Forderungen an die Politik

Mit dem Mai wird der Stadthotellerie wieder eines ihrer Hauptmonate verloren gehen. Die Hoteliers fordern deswegen, dass Stundungen verlängert, Verlustausgleich bereitgestellt und Kurzarbeit angepasst werden.

Doch darf man sich nicht nur auf den Staat verlassen, denn auch die hier entstehenden Schulden wird man zurückzahlen müssen. Matthias Winkler fordert Eigeninitiative und Innovationen: neue Geschäftsmodelle und kluge Konzepte sollen Chancen bringen.

„Staatliche Hilfe ist schön, aber die Hotels müssen es schaffen, aus eigener Kraft mittelfristig zu überleben“, ist auch Erich Falkensteiner überzeugt.

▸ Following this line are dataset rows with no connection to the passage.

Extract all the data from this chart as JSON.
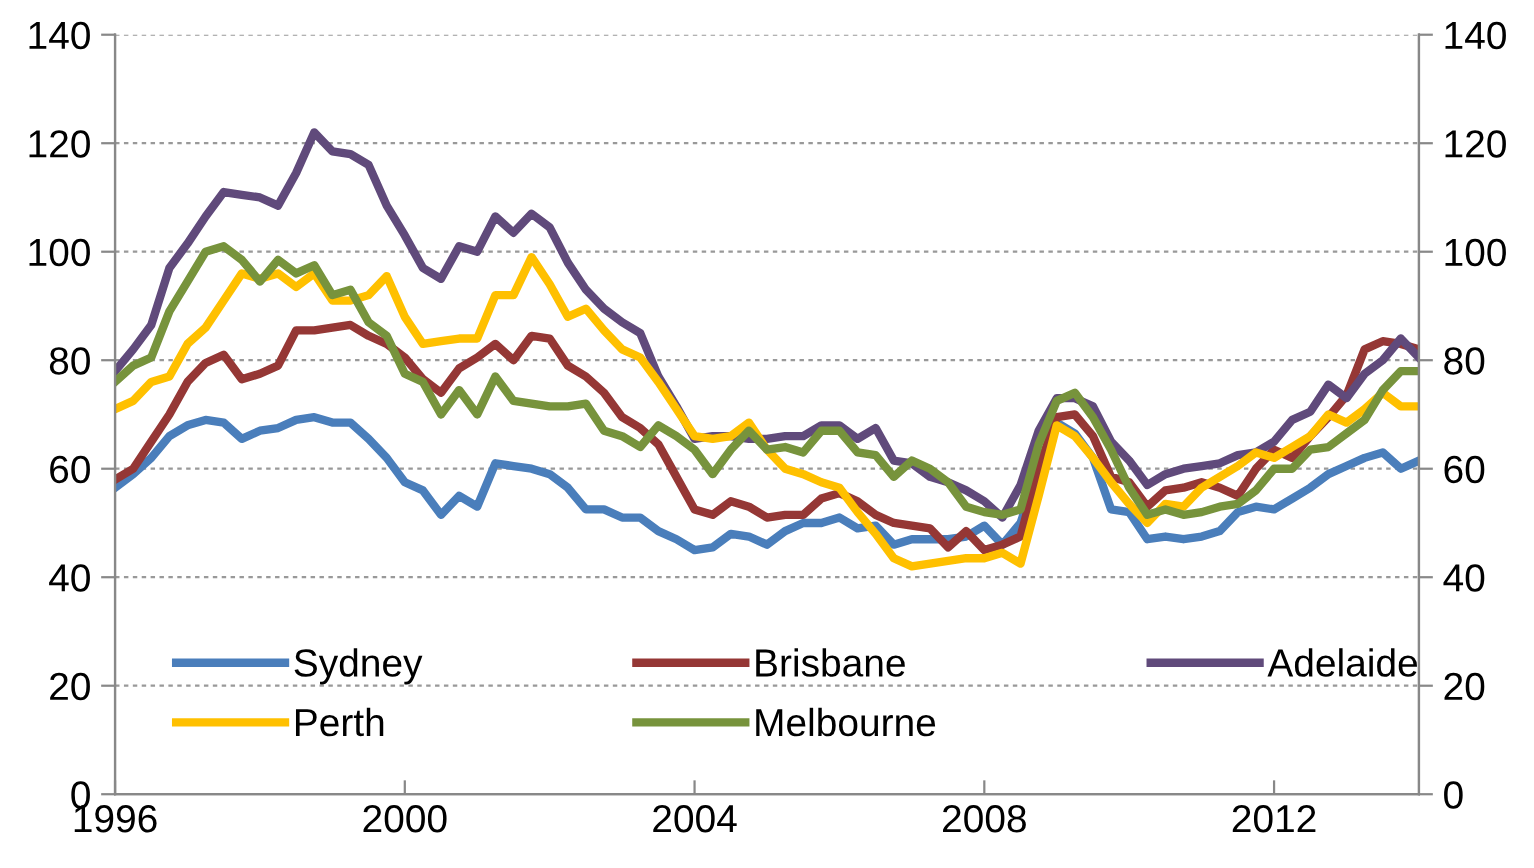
{
  "chart_data": {
    "type": "line",
    "x": [
      1996,
      1996.25,
      1996.5,
      1996.75,
      1997,
      1997.25,
      1997.5,
      1997.75,
      1998,
      1998.25,
      1998.5,
      1998.75,
      1999,
      1999.25,
      1999.5,
      1999.75,
      2000,
      2000.25,
      2000.5,
      2000.75,
      2001,
      2001.25,
      2001.5,
      2001.75,
      2002,
      2002.25,
      2002.5,
      2002.75,
      2003,
      2003.25,
      2003.5,
      2003.75,
      2004,
      2004.25,
      2004.5,
      2004.75,
      2005,
      2005.25,
      2005.5,
      2005.75,
      2006,
      2006.25,
      2006.5,
      2006.75,
      2007,
      2007.25,
      2007.5,
      2007.75,
      2008,
      2008.25,
      2008.5,
      2008.75,
      2009,
      2009.25,
      2009.5,
      2009.75,
      2010,
      2010.25,
      2010.5,
      2010.75,
      2011,
      2011.25,
      2011.5,
      2011.75,
      2012,
      2012.25,
      2012.5,
      2012.75,
      2013,
      2013.25,
      2013.5,
      2013.75,
      2014
    ],
    "series": [
      {
        "name": "Sydney",
        "color": "#4a7ebb",
        "values": [
          56.5,
          59,
          62,
          66,
          68,
          69,
          68.5,
          65.5,
          67,
          67.5,
          69,
          69.5,
          68.5,
          68.5,
          65.5,
          62,
          57.5,
          56,
          51.5,
          55,
          53,
          61,
          60.5,
          60,
          59,
          56.5,
          52.5,
          52.5,
          51,
          51,
          48.5,
          47,
          45,
          45.5,
          48,
          47.5,
          46,
          48.5,
          50,
          50,
          51,
          49,
          49.5,
          46,
          47,
          47,
          47,
          47.5,
          49.5,
          46,
          50,
          60,
          68.5,
          66.5,
          62,
          52.5,
          52,
          47,
          47.5,
          47,
          47.5,
          48.5,
          52,
          53,
          52.5,
          54.5,
          56.5,
          59,
          60.5,
          62,
          63,
          60,
          61.5
        ]
      },
      {
        "name": "Brisbane",
        "color": "#953735",
        "values": [
          58,
          60,
          65,
          70,
          76,
          79.5,
          81,
          76.5,
          77.5,
          79,
          85.5,
          85.5,
          86,
          86.5,
          84.5,
          83,
          80.5,
          76.5,
          74,
          78.5,
          80.5,
          83,
          80,
          84.5,
          84,
          79,
          77,
          74,
          69.5,
          67.5,
          64.5,
          58.5,
          52.5,
          51.5,
          54,
          53,
          51,
          51.5,
          51.5,
          54.5,
          55.5,
          54,
          51.5,
          50,
          49.5,
          49,
          45.5,
          48.5,
          45,
          46,
          47.5,
          60,
          69.5,
          70,
          66,
          58.5,
          57.5,
          53,
          56,
          56.5,
          57.5,
          56.5,
          55,
          60,
          63.5,
          62,
          66,
          69.5,
          73.5,
          82,
          83.5,
          83,
          82
        ]
      },
      {
        "name": "Adelaide",
        "color": "#604a7b",
        "values": [
          78,
          82,
          86.5,
          97,
          101.5,
          106.5,
          111,
          110.5,
          110,
          108.5,
          114.5,
          122,
          118.5,
          118,
          116,
          108.5,
          103,
          97,
          95,
          101,
          100,
          106.5,
          103.5,
          107,
          104.5,
          98,
          93,
          89.5,
          87,
          85,
          77,
          71.5,
          65.5,
          66,
          66,
          65.5,
          65.5,
          66,
          66,
          68,
          68,
          65.5,
          67.5,
          61.5,
          61,
          58.5,
          57.5,
          56,
          54,
          51,
          57,
          67,
          73,
          73,
          71.5,
          65,
          61.5,
          57,
          59,
          60,
          60.5,
          61,
          62.5,
          63,
          65,
          69,
          70.5,
          75.5,
          73,
          77.5,
          80,
          84,
          80.5
        ]
      },
      {
        "name": "Perth",
        "color": "#ffc000",
        "values": [
          71,
          72.5,
          76,
          77,
          83,
          86,
          91,
          96,
          95,
          96,
          93.5,
          96,
          91,
          91,
          92,
          95.5,
          88,
          83,
          83.5,
          84,
          84,
          92,
          92,
          99,
          94,
          88,
          89.5,
          85.5,
          82,
          80.5,
          76,
          71,
          66,
          65.5,
          66,
          68.5,
          63.5,
          60,
          59,
          57.5,
          56.5,
          52,
          48,
          43.5,
          42,
          42.5,
          43,
          43.5,
          43.5,
          44.5,
          42.5,
          55,
          68,
          66,
          62,
          57.5,
          53.5,
          50,
          53.5,
          53,
          56.5,
          58.5,
          60.5,
          63,
          62,
          64,
          66,
          70,
          68.5,
          71,
          74,
          71.5,
          71.5
        ]
      },
      {
        "name": "Melbourne",
        "color": "#77933c",
        "values": [
          76,
          79,
          80.5,
          89,
          94.5,
          100,
          101,
          98.5,
          94.5,
          98.5,
          96,
          97.5,
          92,
          93,
          87,
          84.5,
          77.5,
          76,
          70,
          74.5,
          70,
          77,
          72.5,
          72,
          71.5,
          71.5,
          72,
          67,
          66,
          64,
          68,
          66,
          63.5,
          59,
          63.5,
          67,
          63.5,
          64,
          63,
          67,
          67,
          63,
          62.5,
          58.5,
          61.5,
          60,
          57.5,
          53,
          52,
          51.5,
          52.5,
          64.5,
          72.5,
          74,
          69.5,
          63.5,
          56.5,
          51.5,
          52.5,
          51.5,
          52,
          53,
          53.5,
          56,
          60,
          60,
          63.5,
          64,
          66.5,
          69,
          74.5,
          78,
          78
        ]
      }
    ],
    "xlim": [
      1996,
      2014
    ],
    "xticks": [
      1996,
      2000,
      2004,
      2008,
      2012
    ],
    "ylim": [
      0,
      140
    ],
    "yticks": [
      0,
      20,
      40,
      60,
      80,
      100,
      120,
      140
    ],
    "y2lim": [
      0,
      140
    ],
    "y2ticks": [
      0,
      20,
      40,
      60,
      80,
      100,
      120,
      140
    ],
    "grid": "y",
    "legend": "bottom left",
    "marker": "none",
    "line_style": "solid"
  }
}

Der Weg: Flexibilisierung, Digitalisierung und beste Mitarbeiter

So wie Monique Dekker sagt: „Die Erwartungshaltung der Gäste bei der Wiedereröffnung ist sehr hoch, da darf nicht gepatzt werden.“ Und dann heißt es, alles was es analog gibt, muss es auch digital geben.

Bei all den Veränderungen heißt es flexibel zu sein und sich den neuen Bedingungen anzupassen. Und all die Herausforderungen kann man nur mit guten MitarbeiterInnen schaffen.

Für Matthias Winkler ist jetzt eines entscheidend: Austausch und Zusammenarbeit, um für die Zeit nach Corona das richtige zu tun.

Deswegen sind Austauschplattformen wie unsere HOTEL OPTIMAL Konferenzen auch dieses Jahr so wichtig.